Beeindruckend, wie Downs die Klänge mit den Händen in der Luft moduliert

von ANNE HUFFSCHMID

Unter einer Agave, mit ihren wuchtigen Schwertblättern die Königin der Bäume unter dem Himmel Mexikos, liegt eine Nabelschnur begraben. Hinter ihrem Haus in der Sierra Mixteca, den Bergen der Südprovinz Oaxaca, hat eine alte Indianerin sie verscharrt. Damit die Enkelin immer wieder komme.

Die urmexikanische Herkunft sieht man Lila Downs auf den ersten Blick an. Oberflächlich betrachtet ähnelt sie ein wenig der berühmtesten aller Mexikanerinnen, und als „singende Frida Kahlo“ wurde sie zuweilen schon bezeichnet: Das markante Gesicht ist von strengen Zöpfen gerahmt, der Leib in knallbunte Stoffe gewickelt, Hals und Finger üppig mit Silber und Steinen geschmückt. Doch sie ist koketter als die leidende Kahlo: Der feinbestickte huipil, eine Art indianisches Leibchen, lässt den Bauchnabel frei. Dass die neomexikanische Sängerin auch über Familienbande in die benachbarte USA verfügt, wird zunächst nur aus ihrem Nachnamen ersichtlich. Lila Downs aber ist tatsächlich auf beiden Seiten der Grenze, im Norden wie im Süden, zu Hause.

In ihrer kleinen Wohnung in Coyacán, dem Boheme- und Schlenderviertel im Süden von Mexiko-Stadt, empfängt Lila Downs ihre Besucher schon am Vormittag im schillernden Bühnenlook, in Gelb und Blau und Rot und Purpur. Ihr Haus ist keine glamouröse Residenz, eher ziert es im Hinterhof ein sanftes Hippieambiente. Draußen lehnt einsam eine Agave am gelben Plastikzaun, drinnen hängen die Wänden voll mit huipiles, bunten Stoffen und hölzernen Masken.

Die Sierra Mixteca, hebt Lila Downs an, ist eine der Gegenden Mexikos, die gen Norden hin ausbluten.

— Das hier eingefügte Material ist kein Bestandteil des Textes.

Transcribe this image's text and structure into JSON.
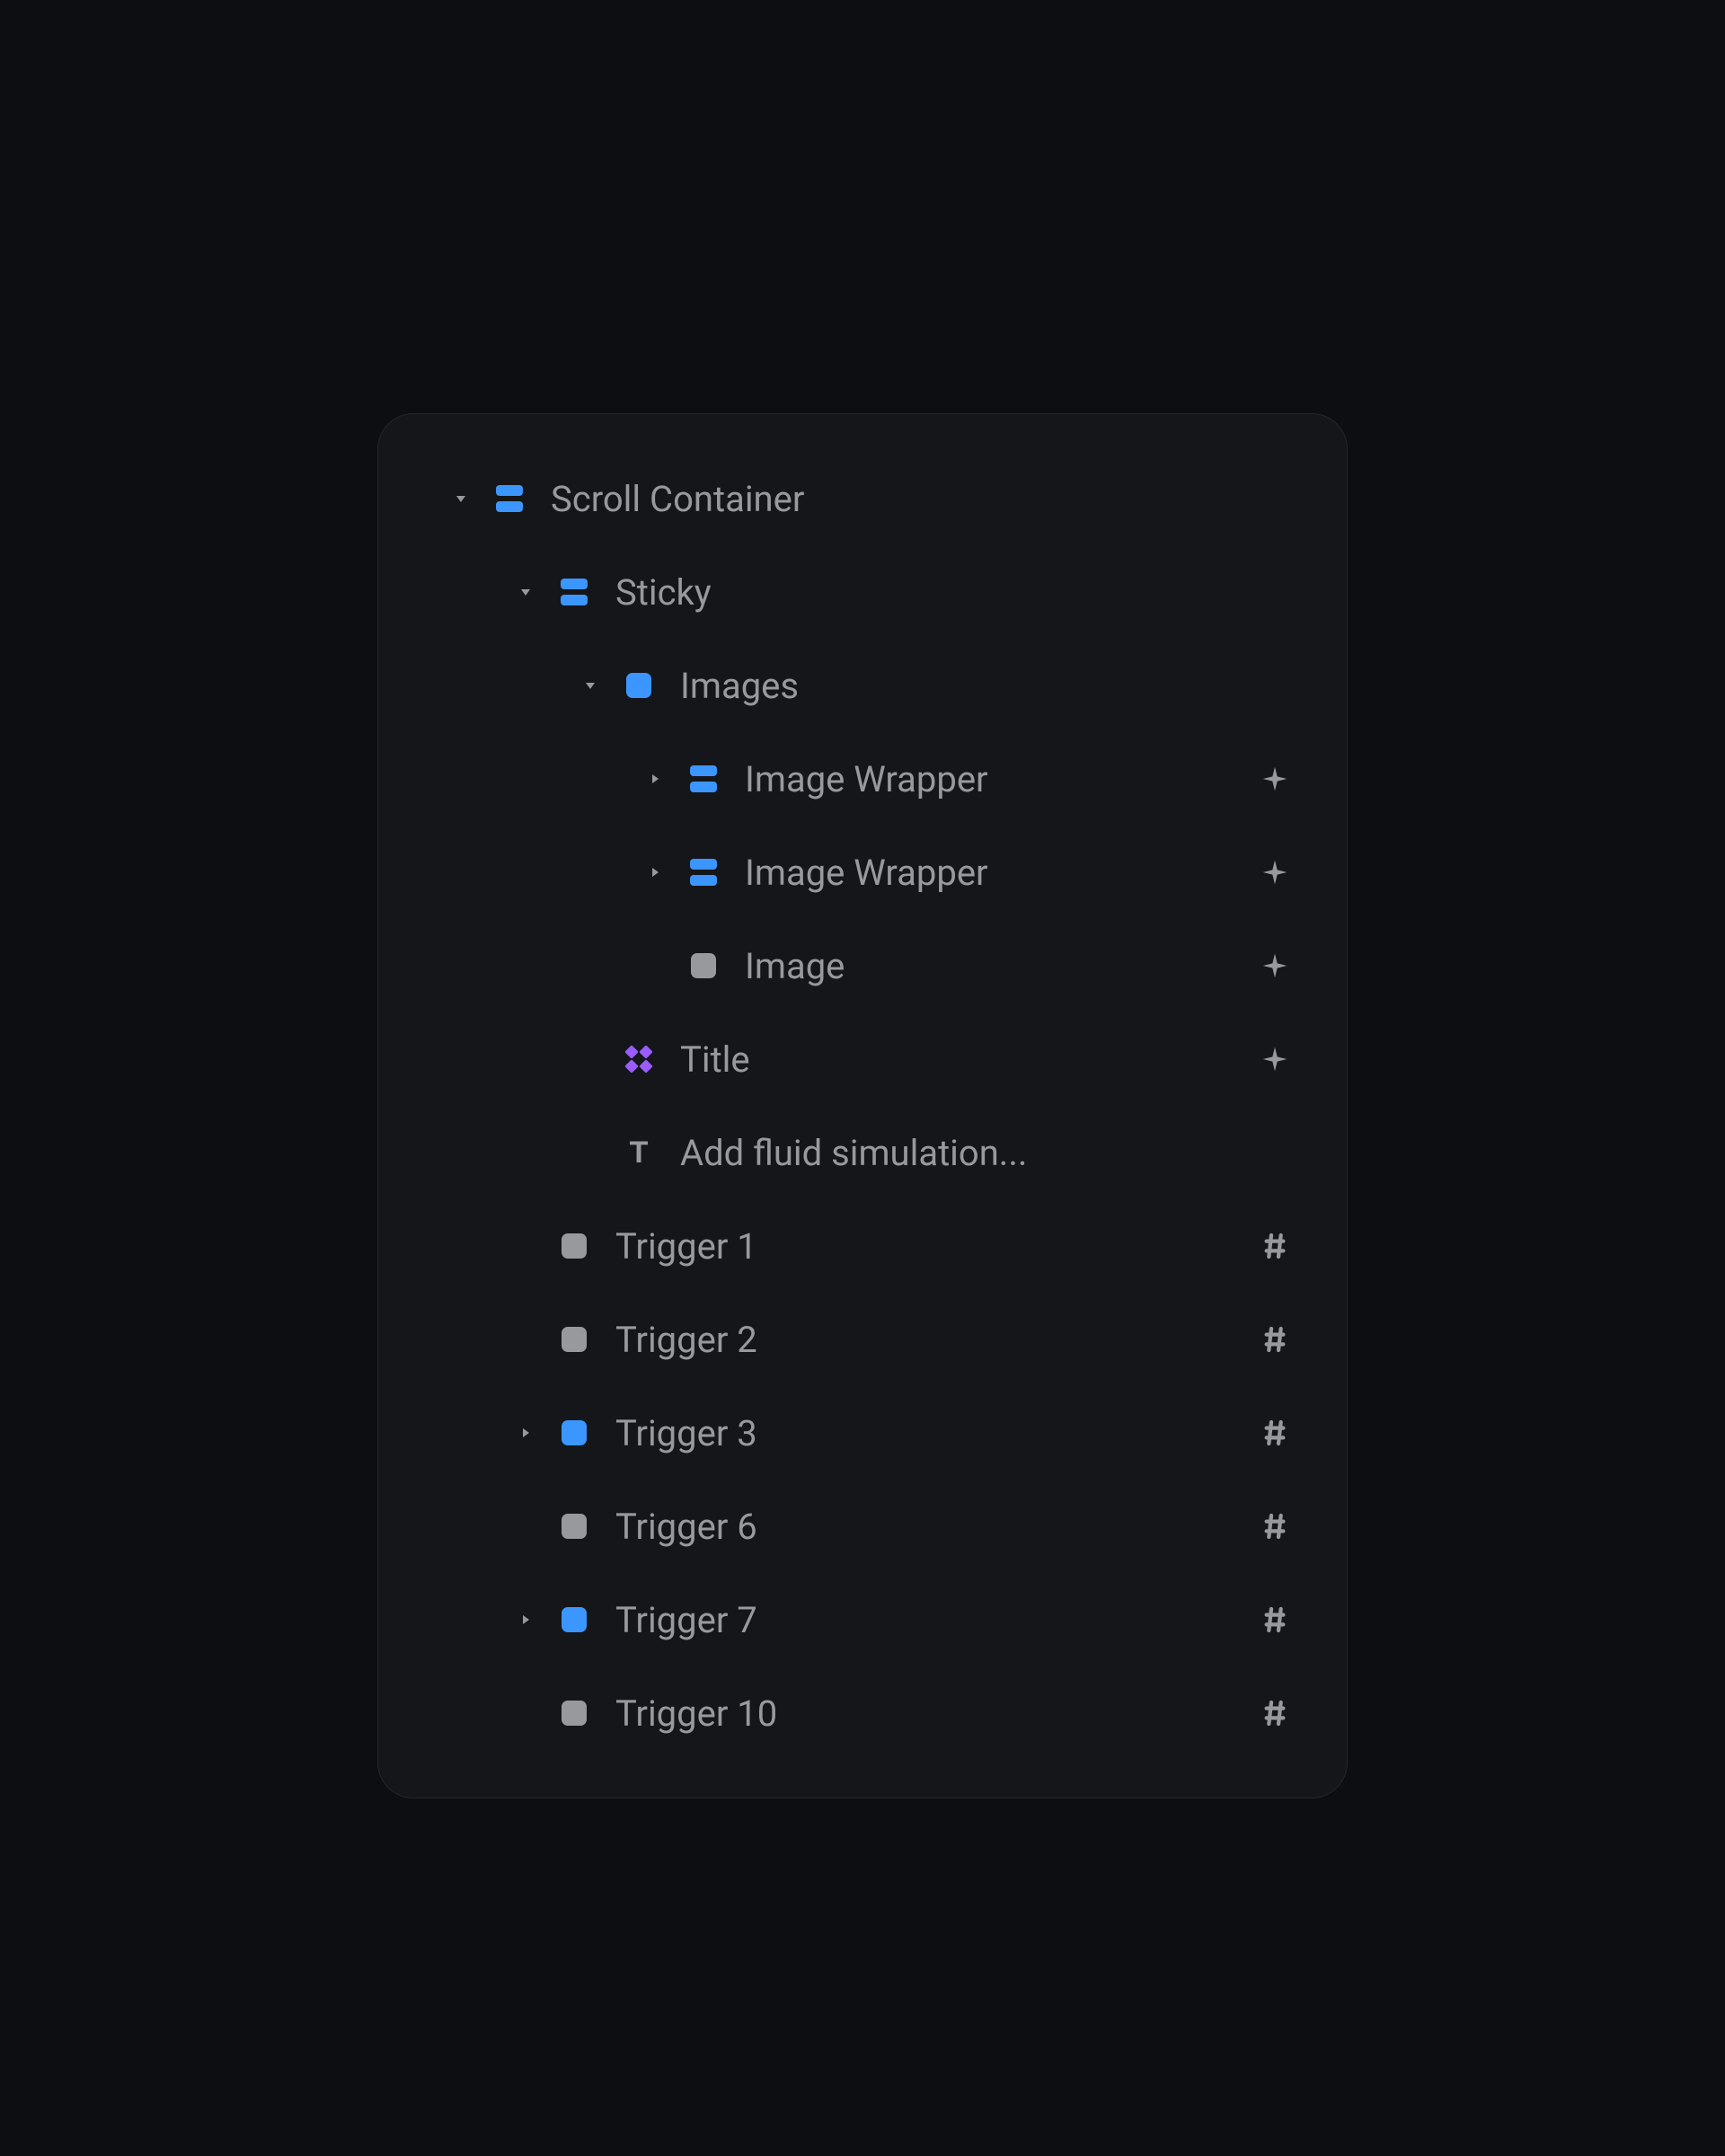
{
  "colors": {
    "page_bg": "#0d0e11",
    "panel_bg": "#14161a",
    "panel_border": "#24262b",
    "text": "#98999c",
    "icon_blue": "#3b96ff",
    "icon_gray": "#98999c",
    "icon_purple": "#9b5cff"
  },
  "tree": [
    {
      "indent": 0,
      "disclosure": "down",
      "icon": "stack",
      "icon_color": "#3b96ff",
      "label": "Scroll Container",
      "trailing": null
    },
    {
      "indent": 1,
      "disclosure": "down",
      "icon": "stack",
      "icon_color": "#3b96ff",
      "label": "Sticky",
      "trailing": null
    },
    {
      "indent": 2,
      "disclosure": "down",
      "icon": "frame",
      "icon_color": "#3b96ff",
      "label": "Images",
      "trailing": null
    },
    {
      "indent": 3,
      "disclosure": "right",
      "icon": "stack",
      "icon_color": "#3b96ff",
      "label": "Image Wrapper",
      "trailing": "sparkle"
    },
    {
      "indent": 3,
      "disclosure": "right",
      "icon": "stack",
      "icon_color": "#3b96ff",
      "label": "Image Wrapper",
      "trailing": "sparkle"
    },
    {
      "indent": 3,
      "disclosure": null,
      "icon": "frame",
      "icon_color": "#98999c",
      "label": "Image",
      "trailing": "sparkle"
    },
    {
      "indent": 2,
      "disclosure": null,
      "icon": "component",
      "icon_color": "#9b5cff",
      "label": "Title",
      "trailing": "sparkle"
    },
    {
      "indent": 2,
      "disclosure": null,
      "icon": "text",
      "icon_color": "#98999c",
      "label": "Add fluid simulation...",
      "trailing": null
    },
    {
      "indent": 1,
      "disclosure": null,
      "icon": "frame",
      "icon_color": "#98999c",
      "label": "Trigger 1",
      "trailing": "hash"
    },
    {
      "indent": 1,
      "disclosure": null,
      "icon": "frame",
      "icon_color": "#98999c",
      "label": "Trigger 2",
      "trailing": "hash"
    },
    {
      "indent": 1,
      "disclosure": "right",
      "icon": "frame",
      "icon_color": "#3b96ff",
      "label": "Trigger 3",
      "trailing": "hash"
    },
    {
      "indent": 1,
      "disclosure": null,
      "icon": "frame",
      "icon_color": "#98999c",
      "label": "Trigger 6",
      "trailing": "hash"
    },
    {
      "indent": 1,
      "disclosure": "right",
      "icon": "frame",
      "icon_color": "#3b96ff",
      "label": "Trigger 7",
      "trailing": "hash"
    },
    {
      "indent": 1,
      "disclosure": null,
      "icon": "frame",
      "icon_color": "#98999c",
      "label": "Trigger 10",
      "trailing": "hash"
    }
  ]
}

Jahr für Jahr machen sich junge Männer und Frauen auf den Weg ins Unbekannte, klettern über Zäune und durchqueren die Wüste, um dahin zu gelangen, wo sie für die Gringos Erdbeeren ernten und Häuser putzen dürfen, für eine Hand voll Dollars. Zurück in dem trockenen Hochland bleiben ihre Landsleute, die Mixtecos, das Regenvolk, neben den Zapoteken die zweite große Indiokultur der Oaxaca-Region. Nicht fröhlich seien diese, eher schwermütig und „voller Scham“, misstrauisch und melancholisch. „Ständig kämpfen wir gegen die innere Traurigkeit“, sagt Lila Downs. Wie zum Trotz gibt es die vielen Farben und Feste. Auch gegen die Gewissheit, dass der Tod überall lauert.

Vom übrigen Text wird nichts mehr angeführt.